Les enfants du métal
Un effet de zoom arrière lent et progressif qui remet régulièrement en jeu les perspectives laissant à découvrir peu à peu l’organisation politique d’un Imperium menacé, la confrontation constante entre les deux fils héritiers, les trahisons de l’un et l’humanité de l’autre. La trame glissera alors jusqu’à une échappée sur une planète refuge, véritable Éden perdu qui sera là aussi gâché par des visiteurs extérieurs, touristes adeptes de safaris planétaires. Un retour à une brutale réalité qui ne lâche jamais vraiment la trame, constamment frappée par l’injustice, la tragédie et la mort. Plus d’une centaine de pages d’autant plus denses et palpitantes qu’elle manient les ellipses bien placées, les sauts dans le temps percutants, là où d’autres auraient sans doute opté pour une poignée d’albums beaucoup plus lents et pas forcément plus convaincants dans la présentation du background, des technologies futuristes ou des espèces aliens. Une crédibilité portée tout autant par le travail visuel exceptionnel de Jorge Miguel, artiste portugais révélé par la comédie Z comme Zombie de Jerry Frissen et affirmé sur le space opera Les Décastés d’Orion.

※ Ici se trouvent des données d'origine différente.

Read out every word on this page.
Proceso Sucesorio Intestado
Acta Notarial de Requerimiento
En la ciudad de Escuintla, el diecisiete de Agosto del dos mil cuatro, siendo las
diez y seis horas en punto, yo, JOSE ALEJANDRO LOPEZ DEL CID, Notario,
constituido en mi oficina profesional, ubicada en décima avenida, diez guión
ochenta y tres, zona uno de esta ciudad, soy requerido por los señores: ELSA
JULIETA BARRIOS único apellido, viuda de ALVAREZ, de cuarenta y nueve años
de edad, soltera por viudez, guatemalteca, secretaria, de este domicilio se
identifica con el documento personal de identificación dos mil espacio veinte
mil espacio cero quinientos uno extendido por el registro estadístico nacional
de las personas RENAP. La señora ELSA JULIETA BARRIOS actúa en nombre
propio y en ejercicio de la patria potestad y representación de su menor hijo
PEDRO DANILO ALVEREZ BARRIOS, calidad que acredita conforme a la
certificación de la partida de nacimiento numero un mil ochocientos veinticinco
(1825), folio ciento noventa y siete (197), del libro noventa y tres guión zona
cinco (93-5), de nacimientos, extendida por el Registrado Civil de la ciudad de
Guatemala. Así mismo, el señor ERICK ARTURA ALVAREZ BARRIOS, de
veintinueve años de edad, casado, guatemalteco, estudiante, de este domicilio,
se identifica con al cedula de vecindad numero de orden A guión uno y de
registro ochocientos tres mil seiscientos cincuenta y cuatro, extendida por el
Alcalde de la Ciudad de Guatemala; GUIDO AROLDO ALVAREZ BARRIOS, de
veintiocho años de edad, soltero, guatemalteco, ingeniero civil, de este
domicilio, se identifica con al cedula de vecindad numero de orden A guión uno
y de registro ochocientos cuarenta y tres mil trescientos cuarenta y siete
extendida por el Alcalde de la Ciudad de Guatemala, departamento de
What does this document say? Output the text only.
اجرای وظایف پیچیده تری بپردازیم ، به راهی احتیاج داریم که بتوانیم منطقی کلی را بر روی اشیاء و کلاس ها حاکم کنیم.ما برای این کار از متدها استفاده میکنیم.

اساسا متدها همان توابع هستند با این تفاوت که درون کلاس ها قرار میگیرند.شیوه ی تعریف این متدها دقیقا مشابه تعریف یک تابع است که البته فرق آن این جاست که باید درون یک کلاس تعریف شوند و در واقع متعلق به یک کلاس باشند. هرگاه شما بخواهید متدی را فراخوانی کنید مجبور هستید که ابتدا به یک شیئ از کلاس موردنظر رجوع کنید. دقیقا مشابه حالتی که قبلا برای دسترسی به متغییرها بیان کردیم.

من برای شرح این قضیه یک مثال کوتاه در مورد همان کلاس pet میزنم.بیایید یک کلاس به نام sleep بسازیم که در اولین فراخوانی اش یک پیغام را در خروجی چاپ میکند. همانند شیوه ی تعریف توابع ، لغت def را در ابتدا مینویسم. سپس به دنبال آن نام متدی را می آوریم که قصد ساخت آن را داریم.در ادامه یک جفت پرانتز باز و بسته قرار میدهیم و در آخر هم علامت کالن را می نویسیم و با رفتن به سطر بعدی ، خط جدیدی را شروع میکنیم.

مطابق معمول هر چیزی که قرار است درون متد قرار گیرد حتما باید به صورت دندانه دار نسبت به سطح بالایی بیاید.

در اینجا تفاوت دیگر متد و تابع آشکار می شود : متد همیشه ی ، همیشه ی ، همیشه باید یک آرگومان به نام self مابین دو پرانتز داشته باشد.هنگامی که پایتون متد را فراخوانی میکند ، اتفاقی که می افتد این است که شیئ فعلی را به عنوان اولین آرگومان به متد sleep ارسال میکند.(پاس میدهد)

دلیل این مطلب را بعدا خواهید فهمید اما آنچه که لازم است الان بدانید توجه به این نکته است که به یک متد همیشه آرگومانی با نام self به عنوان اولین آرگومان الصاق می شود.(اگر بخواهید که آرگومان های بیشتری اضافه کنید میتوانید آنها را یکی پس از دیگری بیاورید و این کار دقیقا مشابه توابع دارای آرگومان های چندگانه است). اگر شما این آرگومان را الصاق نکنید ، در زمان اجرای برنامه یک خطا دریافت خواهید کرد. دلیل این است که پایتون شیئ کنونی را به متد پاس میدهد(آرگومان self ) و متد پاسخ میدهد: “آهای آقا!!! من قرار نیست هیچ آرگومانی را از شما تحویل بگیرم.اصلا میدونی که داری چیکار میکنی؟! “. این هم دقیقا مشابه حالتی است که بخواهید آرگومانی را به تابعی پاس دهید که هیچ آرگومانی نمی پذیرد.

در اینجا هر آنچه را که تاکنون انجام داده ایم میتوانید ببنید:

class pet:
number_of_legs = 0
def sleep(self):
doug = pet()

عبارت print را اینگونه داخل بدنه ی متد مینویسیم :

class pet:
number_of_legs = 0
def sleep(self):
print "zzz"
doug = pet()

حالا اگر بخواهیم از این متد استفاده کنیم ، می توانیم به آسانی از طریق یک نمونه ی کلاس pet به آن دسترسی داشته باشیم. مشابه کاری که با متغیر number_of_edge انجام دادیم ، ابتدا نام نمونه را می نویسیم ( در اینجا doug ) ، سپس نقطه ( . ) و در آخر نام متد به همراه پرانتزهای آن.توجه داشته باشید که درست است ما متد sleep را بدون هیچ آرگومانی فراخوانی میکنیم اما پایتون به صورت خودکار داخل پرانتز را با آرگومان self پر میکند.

Certains avait parfois crédité son style d’un certain académisme, mais son trait ferme et souple, l’anatomie précise de ses personnages humains et non humains, la finesse de ses méchas et l’imagination de ses décors plus ou moins extraterrestres sont surtout à rapprocher de la tradition de l’éditeur Les Humanoïdes Associés (pour lequel il a essentiellement œuvré) et des voyages empiriques de Jodorowsky en compagnie de Moebius, Arno ou Janjetov. Sapiens Imperium, le début d’une grande saga futuriste, marquée par le passé.